It was a pure white cloud that hung there in the blue, or a jellyfish on a waveless sea, suspended high above us; we were the creatures in the weeds below. It seemed so effortless in its suspense, perfectly out of time and out of place like the ghost of moon in the sky of a brilliant afternoon. After a while it seemed to grow, and we inferred that it was moving, drifting down— though it seemed weightless, motionless, one of those things that defy the ususal forces—gravity, and wind and the almost imperceptible pressure of the years. But it was coming down. The blur of its outline slowly cleared: it was scalloped at the lower edge, like a shell or a child's drawing of a flower, detached and floating, beauty simplified. That's when we saw it had a man attached, suspended from the center of the flower, a kind of human stamen or a stem. We thought it was a god, or heavenly seed, sent to germinate the earth with a gentler, nobler breed. It might be someone with sunlit eyes and mind of dawn. We thought of falling to our knees.

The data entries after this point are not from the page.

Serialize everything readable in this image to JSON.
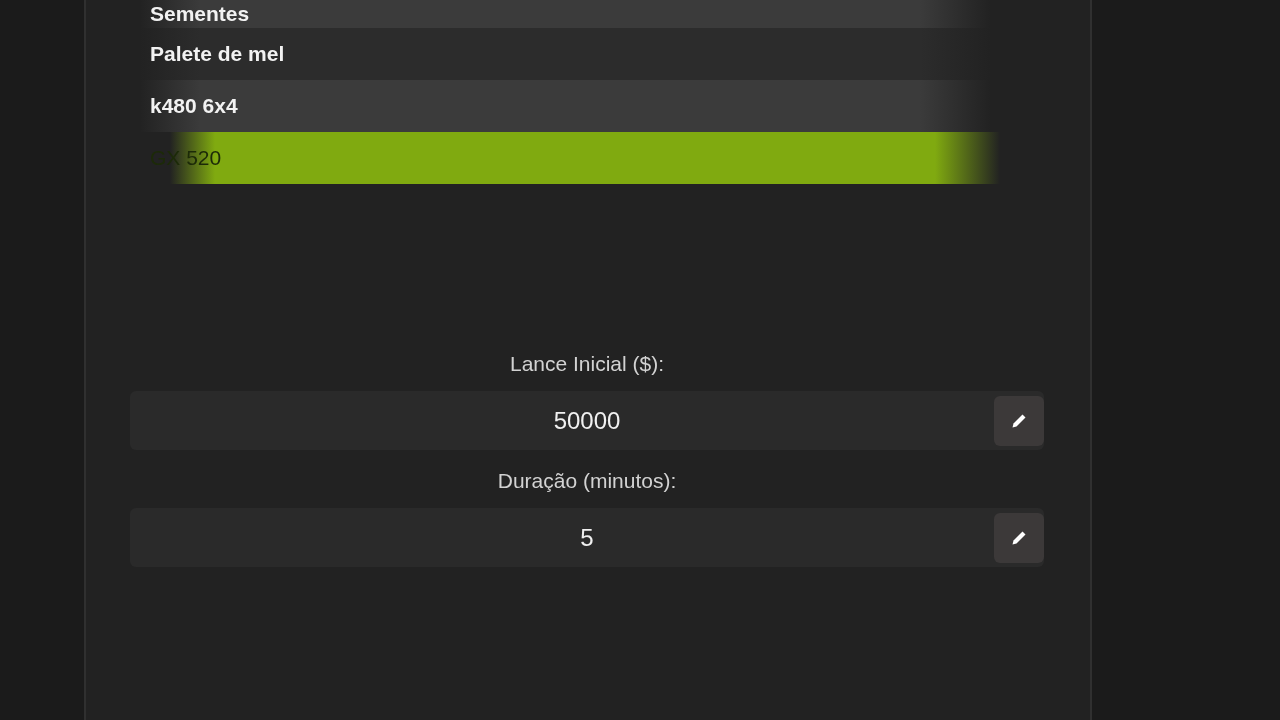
{
  "item_list": [
    {
      "label": "Sementes",
      "selected": false
    },
    {
      "label": "Palete de mel",
      "selected": false
    },
    {
      "label": "k480 6x4",
      "selected": false
    },
    {
      "label": "GX 520",
      "selected": true
    }
  ],
  "fields": [
    {
      "label": "Lance Inicial ($):",
      "value": "50000"
    },
    {
      "label": "Duração (minutos):",
      "value": "5"
    }
  ]
}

So you can guess the way we might have felt when it landed in our field with the hard thud of solid flesh and the terrible flutter of the collapsing lung of silk. He smelled of old sweat, his uniform was torn, and he was tangled in the ropes, hopelessly harnessed to the white mirage that brought him down. He had a wound in his chest, a red flower that took its color from his heart.
We buried him that very day, just as he came to us, in a uniform of soft brown with an eagle embroidered on the sleeve, its body made of careful gray stitches, its eye a knot of gold. The motto underneath had almost worn away. For days, watching from our caves, we saw the huge white shape of silk shifting in the weeds, like a pale moon when the wind filled it, stranded, searching in the aimless way of unmoored things for whatever human ballast gave direction to their endless drift.